Eventually, Western United decided there was money to be made down river from their gas plant on River Street in Aurora. In February 1912, the Record reported that "the Western United Gas and Electric company was given a 50 year franchise to furnish gas and electric lights in Oswego. This permission comes after a summer's work by the company in getting their gas pipes laid to Oswego." Then in 1913, work on extending gas mains farther south to Yorkville and on to Sandwich began, with a steam shovel trenching along modern U.S. Route 34. By December 3, 1913, the Record reported they were using gas in their Yorkville office to melt the lead for their Linotype machine, replacing the old gasoline burner.
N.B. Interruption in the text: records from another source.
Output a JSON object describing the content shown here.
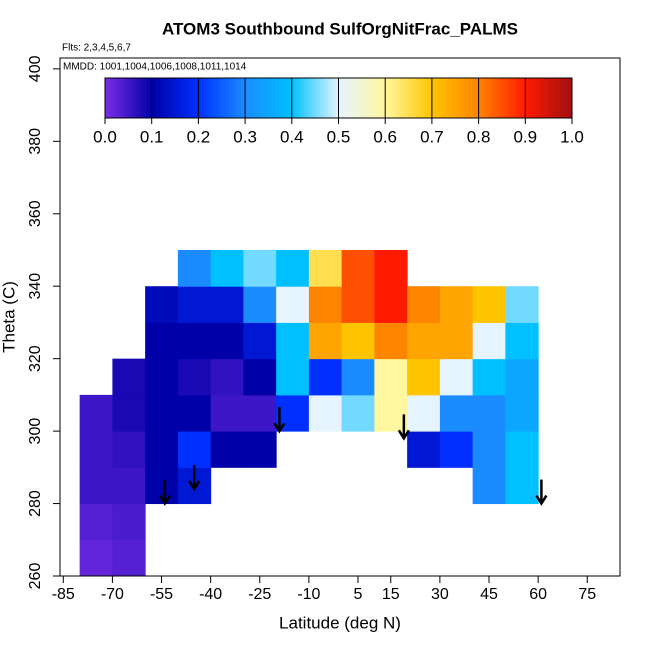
{
  "chart_data": {
    "type": "heatmap",
    "title": "ATOM3 Southbound SulfOrgNitFrac_PALMS",
    "annotations": [
      "Flts: 2,3,4,5,6,7",
      "MMDD: 1001,1004,1006,1008,1011,1014"
    ],
    "x_label": "Latitude (deg N)",
    "y_label": "Theta (C)",
    "xlim": [
      -86,
      85
    ],
    "ylim": [
      260,
      403
    ],
    "xticks": [
      -85,
      -70,
      -55,
      -40,
      -25,
      -10,
      5,
      15,
      30,
      45,
      60,
      75
    ],
    "yticks": [
      260,
      280,
      300,
      320,
      340,
      360,
      380,
      400
    ],
    "x": [
      -75,
      -65,
      -55,
      -45,
      -35,
      -25,
      -15,
      -5,
      5,
      15,
      25,
      35,
      45,
      55
    ],
    "y": [
      265,
      275,
      285,
      295,
      305,
      315,
      325,
      335,
      345
    ],
    "values": [
      [
        0.02,
        0.03,
        null,
        null,
        null,
        null,
        null,
        null,
        null,
        null,
        null,
        null,
        null,
        null
      ],
      [
        0.03,
        0.04,
        null,
        null,
        null,
        null,
        null,
        null,
        null,
        null,
        null,
        null,
        null,
        null
      ],
      [
        0.05,
        0.05,
        0.1,
        0.15,
        null,
        null,
        null,
        null,
        null,
        null,
        null,
        null,
        0.3,
        0.4
      ],
      [
        0.05,
        0.06,
        0.1,
        0.2,
        0.1,
        0.1,
        null,
        null,
        null,
        null,
        0.15,
        0.2,
        0.3,
        0.4
      ],
      [
        0.05,
        0.08,
        0.1,
        0.1,
        0.05,
        0.05,
        0.2,
        0.5,
        0.45,
        0.6,
        0.5,
        0.3,
        0.3,
        0.35
      ],
      [
        null,
        0.08,
        0.1,
        0.08,
        0.06,
        0.1,
        0.4,
        0.2,
        0.3,
        0.6,
        0.7,
        0.5,
        0.4,
        0.35
      ],
      [
        null,
        null,
        0.1,
        0.1,
        0.1,
        0.15,
        0.4,
        0.75,
        0.7,
        0.8,
        0.75,
        0.75,
        0.5,
        0.4
      ],
      [
        null,
        null,
        0.12,
        0.15,
        0.15,
        0.3,
        0.5,
        0.8,
        0.85,
        0.9,
        0.8,
        0.75,
        0.7,
        0.45
      ],
      [
        null,
        null,
        null,
        0.3,
        0.4,
        0.45,
        0.4,
        0.65,
        0.85,
        0.9,
        null,
        null,
        null,
        null
      ]
    ],
    "colorbar": {
      "ticks": [
        0.0,
        0.1,
        0.2,
        0.3,
        0.4,
        0.5,
        0.6,
        0.7,
        0.8,
        0.9,
        1.0
      ],
      "tick_labels": [
        "0.0",
        "0.1",
        "0.2",
        "0.3",
        "0.4",
        "0.5",
        "0.6",
        "0.7",
        "0.8",
        "0.9",
        "1.0"
      ],
      "colors": [
        "#7a2ee6",
        "#0000a8",
        "#0030ff",
        "#1a8cff",
        "#00c0ff",
        "#e6f4ff",
        "#fff8a0",
        "#ffc400",
        "#ff8400",
        "#ff1a00",
        "#a01010"
      ]
    },
    "arrows": [
      {
        "lat": -54,
        "theta": 280
      },
      {
        "lat": -45,
        "theta": 284
      },
      {
        "lat": -19,
        "theta": 300
      },
      {
        "lat": 19,
        "theta": 298
      },
      {
        "lat": 61,
        "theta": 280
      }
    ]
  }
}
In March 1918, Western United reported they had installed 1,718 miles of gas pipe to serve 60,000 customers all over the region.
But manufactured gas was, as noted above, a dirty business, resulting in horrific pollution of the Fox River. By May of 1922, Record Editor Hugh R. Marshall was bitterly complaining the Fox River was being destroyed by pollution: "But now come the gas company, and other factories up the river, with their continued pollution of the waters in direct defiance of the laws and orders of the state and authorities. Fish are dying by the tons and they are floating in the quiet spots filling the air with their stench and the water with possible contamination."
The eventual solution was to provide natural gas instead of manufactured coal gas. The first natural gas pipeline to Illinois from wells in Texas and Oklahoma built by the Continental Construction Company was finished by 1931. At first, there wasn't enough natural gas to supply the pure product to customers, so Western United petitioned the Illinois Commerce Commission on Sept. 22, 1931 for permission to supply a mixture of natural and manufactured gas.
According to the Oct. 28, 1931 Record: "An army of 500 specially trained service men of the Western United Gas and Electric company will start work in the downriver towns including Montgomery Oswego, Bristol Yorkville, Plano, and Sandwich on Friday, Oct. 30, making the necessary adjustments on gas burning appliances to utilize natural gas."
By that November, residents were enjoying cleaner burning gas. With the construction of more pipelines after World War II, manufactured gas was phased out.
Today, Nicor Gas, the direct descendant of Western United, provides natural gas that heats the majority of the area's homes and cooks the food in many more. Though the gaslight era is long gone, recalled only in period movies, back in the days when horses and buggies ruled the area's roads, there was nothing like cooking with gas.